Millicent Yeboah-Awudzi joins the Borlaug LEAP Fellowship from her home country of Ghana. As a 2015 Fall Fellow, she will be working on obtaining a Master’s of Food Science and Technology degree from Kwame Nkrumah University of Science and Technology (KNUST). Her focus is on the utilization of under-valued crops to help increase the nutritional value of certain prepared foods. Her goal is to create a prepared food snack that will help boost the nutrient consumption of a targeted population while promoting local agriculture systems, reducing post-harvest loss, and creating a sustainable product. She will be working in particular with the Bambara groundnut, a local legume that is high in protein and other nutrients, and lower-grade milled rice. Millicent will work to identify the combination of ingredients that offer both the highest nutritional content along with the best flavor, all while focusing on local, sustainable, and non-imported ingredients.

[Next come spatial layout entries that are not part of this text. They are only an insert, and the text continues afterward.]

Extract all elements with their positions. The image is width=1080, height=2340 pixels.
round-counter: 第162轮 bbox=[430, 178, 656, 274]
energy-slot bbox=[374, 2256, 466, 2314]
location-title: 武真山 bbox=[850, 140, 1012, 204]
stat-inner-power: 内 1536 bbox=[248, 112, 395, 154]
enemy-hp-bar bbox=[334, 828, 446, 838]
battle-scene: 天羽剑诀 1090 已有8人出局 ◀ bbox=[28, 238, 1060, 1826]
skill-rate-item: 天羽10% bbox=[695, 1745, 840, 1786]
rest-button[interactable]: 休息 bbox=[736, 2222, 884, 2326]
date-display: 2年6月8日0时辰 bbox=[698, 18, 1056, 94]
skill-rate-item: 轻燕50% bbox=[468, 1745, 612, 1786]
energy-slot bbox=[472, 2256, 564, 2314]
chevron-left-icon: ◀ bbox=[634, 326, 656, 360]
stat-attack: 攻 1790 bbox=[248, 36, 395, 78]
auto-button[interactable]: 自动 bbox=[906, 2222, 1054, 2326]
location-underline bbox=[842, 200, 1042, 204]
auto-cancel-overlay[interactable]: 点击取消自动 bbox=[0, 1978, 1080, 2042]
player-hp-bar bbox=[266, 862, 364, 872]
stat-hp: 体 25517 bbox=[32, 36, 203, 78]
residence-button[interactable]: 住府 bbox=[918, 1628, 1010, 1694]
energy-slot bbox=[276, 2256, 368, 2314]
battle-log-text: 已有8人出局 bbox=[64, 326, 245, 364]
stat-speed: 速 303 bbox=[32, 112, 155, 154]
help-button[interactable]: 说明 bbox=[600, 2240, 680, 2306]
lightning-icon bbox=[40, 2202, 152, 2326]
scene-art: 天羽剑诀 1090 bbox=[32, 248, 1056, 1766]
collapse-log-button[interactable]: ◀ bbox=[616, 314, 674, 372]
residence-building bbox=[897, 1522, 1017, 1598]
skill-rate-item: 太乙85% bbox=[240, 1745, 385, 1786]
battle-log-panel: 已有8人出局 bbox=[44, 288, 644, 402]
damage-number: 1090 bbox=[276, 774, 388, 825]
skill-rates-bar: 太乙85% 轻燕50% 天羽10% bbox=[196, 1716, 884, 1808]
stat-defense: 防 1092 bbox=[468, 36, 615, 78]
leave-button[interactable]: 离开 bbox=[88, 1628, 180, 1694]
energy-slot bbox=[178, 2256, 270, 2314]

Millicent has seen firsthand what donations and handouts have done for the community and is disillusioned with the culture of dependence it has created. She feels strongly that what the people of Ghana, and across Africa, need is not more donations, loans and other forms of “assistance”, but a greater emphasis on education and innovation. She is hoping to contribute to a movement towards self-reliance and self-determination, one project at a time. Her passion for food and science came together in her decision to pursue her degree in the food technology field and she hopes to use her findings to teach others and to help improve the field of nutrition in general. She would also like to be an example to girls interested in pursuing their degrees in higher education.

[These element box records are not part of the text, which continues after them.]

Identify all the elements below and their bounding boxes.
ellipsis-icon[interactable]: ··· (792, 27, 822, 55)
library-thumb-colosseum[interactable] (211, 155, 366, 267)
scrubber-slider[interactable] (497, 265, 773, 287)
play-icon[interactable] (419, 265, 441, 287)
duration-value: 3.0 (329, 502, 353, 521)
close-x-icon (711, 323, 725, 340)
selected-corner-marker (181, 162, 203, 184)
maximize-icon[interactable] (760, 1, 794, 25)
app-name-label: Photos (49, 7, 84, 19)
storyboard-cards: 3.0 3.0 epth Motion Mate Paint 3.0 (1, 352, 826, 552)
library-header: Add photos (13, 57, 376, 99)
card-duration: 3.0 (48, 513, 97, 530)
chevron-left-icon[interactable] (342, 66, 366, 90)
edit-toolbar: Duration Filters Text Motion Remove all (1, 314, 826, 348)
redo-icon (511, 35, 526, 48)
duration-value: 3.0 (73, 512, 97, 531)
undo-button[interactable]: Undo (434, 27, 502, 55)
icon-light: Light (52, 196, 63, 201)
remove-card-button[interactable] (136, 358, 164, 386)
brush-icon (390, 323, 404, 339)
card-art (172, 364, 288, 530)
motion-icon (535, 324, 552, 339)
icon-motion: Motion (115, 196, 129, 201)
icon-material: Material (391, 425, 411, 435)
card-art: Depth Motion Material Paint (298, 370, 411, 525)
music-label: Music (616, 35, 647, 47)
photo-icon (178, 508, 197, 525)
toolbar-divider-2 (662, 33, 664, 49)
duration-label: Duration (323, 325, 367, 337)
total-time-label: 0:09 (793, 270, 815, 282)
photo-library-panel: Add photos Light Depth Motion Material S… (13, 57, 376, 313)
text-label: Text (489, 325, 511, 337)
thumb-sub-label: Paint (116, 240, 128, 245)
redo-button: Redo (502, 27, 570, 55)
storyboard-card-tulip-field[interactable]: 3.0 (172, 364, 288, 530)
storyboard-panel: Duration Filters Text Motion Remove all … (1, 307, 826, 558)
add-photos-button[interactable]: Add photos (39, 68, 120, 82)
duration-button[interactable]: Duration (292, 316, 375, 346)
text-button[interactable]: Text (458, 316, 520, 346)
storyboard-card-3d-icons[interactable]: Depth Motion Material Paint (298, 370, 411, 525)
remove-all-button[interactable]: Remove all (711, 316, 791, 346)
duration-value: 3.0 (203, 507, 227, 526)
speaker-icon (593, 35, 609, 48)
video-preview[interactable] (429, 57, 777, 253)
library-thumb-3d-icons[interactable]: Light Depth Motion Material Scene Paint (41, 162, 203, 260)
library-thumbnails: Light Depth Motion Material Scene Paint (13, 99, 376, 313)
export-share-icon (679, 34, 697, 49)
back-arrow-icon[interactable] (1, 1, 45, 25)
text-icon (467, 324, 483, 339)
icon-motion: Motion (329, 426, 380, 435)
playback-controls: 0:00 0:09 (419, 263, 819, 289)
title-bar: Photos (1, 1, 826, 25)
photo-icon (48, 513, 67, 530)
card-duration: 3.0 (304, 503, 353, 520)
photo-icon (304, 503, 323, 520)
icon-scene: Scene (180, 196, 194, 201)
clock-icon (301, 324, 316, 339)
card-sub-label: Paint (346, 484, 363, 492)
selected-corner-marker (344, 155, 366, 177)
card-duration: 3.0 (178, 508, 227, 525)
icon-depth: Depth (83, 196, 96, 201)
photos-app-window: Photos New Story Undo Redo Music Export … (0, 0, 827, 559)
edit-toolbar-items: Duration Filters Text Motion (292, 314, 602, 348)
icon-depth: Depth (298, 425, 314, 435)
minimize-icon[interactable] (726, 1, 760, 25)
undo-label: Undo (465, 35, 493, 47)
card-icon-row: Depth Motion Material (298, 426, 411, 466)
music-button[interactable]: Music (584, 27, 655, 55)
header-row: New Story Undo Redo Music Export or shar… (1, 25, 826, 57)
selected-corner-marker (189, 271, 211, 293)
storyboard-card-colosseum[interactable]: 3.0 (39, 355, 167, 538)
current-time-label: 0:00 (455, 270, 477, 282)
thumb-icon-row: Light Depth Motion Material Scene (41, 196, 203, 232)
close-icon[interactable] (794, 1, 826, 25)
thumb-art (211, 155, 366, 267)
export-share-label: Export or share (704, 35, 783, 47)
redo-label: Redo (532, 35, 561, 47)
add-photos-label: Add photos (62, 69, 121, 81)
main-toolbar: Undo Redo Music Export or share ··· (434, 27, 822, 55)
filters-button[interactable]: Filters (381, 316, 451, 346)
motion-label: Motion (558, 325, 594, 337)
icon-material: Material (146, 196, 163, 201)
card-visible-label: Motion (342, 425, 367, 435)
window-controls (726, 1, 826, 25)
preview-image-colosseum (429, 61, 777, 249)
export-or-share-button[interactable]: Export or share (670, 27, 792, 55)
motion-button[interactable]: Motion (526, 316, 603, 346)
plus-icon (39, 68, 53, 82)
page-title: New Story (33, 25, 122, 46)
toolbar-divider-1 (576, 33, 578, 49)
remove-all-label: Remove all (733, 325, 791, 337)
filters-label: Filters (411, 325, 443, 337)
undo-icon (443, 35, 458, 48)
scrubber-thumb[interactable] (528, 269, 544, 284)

During her time as a Borlaug LEAP Fellow, she worked with two different mentors, one at a US institution and one at a CGIAR center. Dr. Joan King, a professor at the School of Nutrition and Food Sciences at Louisiana State University, helped Millicent to analyze her food products for nutrient content. Dr. King is currently working on ingredient development with sweet potatoes and rice and the oxidation products produced by processed and stored foods. She will also worked with Millicent to conduct studies on identifying the best tasting of all the samples. In addition, Millicent was mentored by Dr. John Manful, a Grain Quality Scientist and head of the Grain Quality, Nutrition and Post Harvest unit. His work is focused on the addition of value to local, lower quality rice by developing new food products. He assisted Millicent in creating her snack products in a way that is both nutritionally dense and relatively low-cost. She completed her degree in 2016.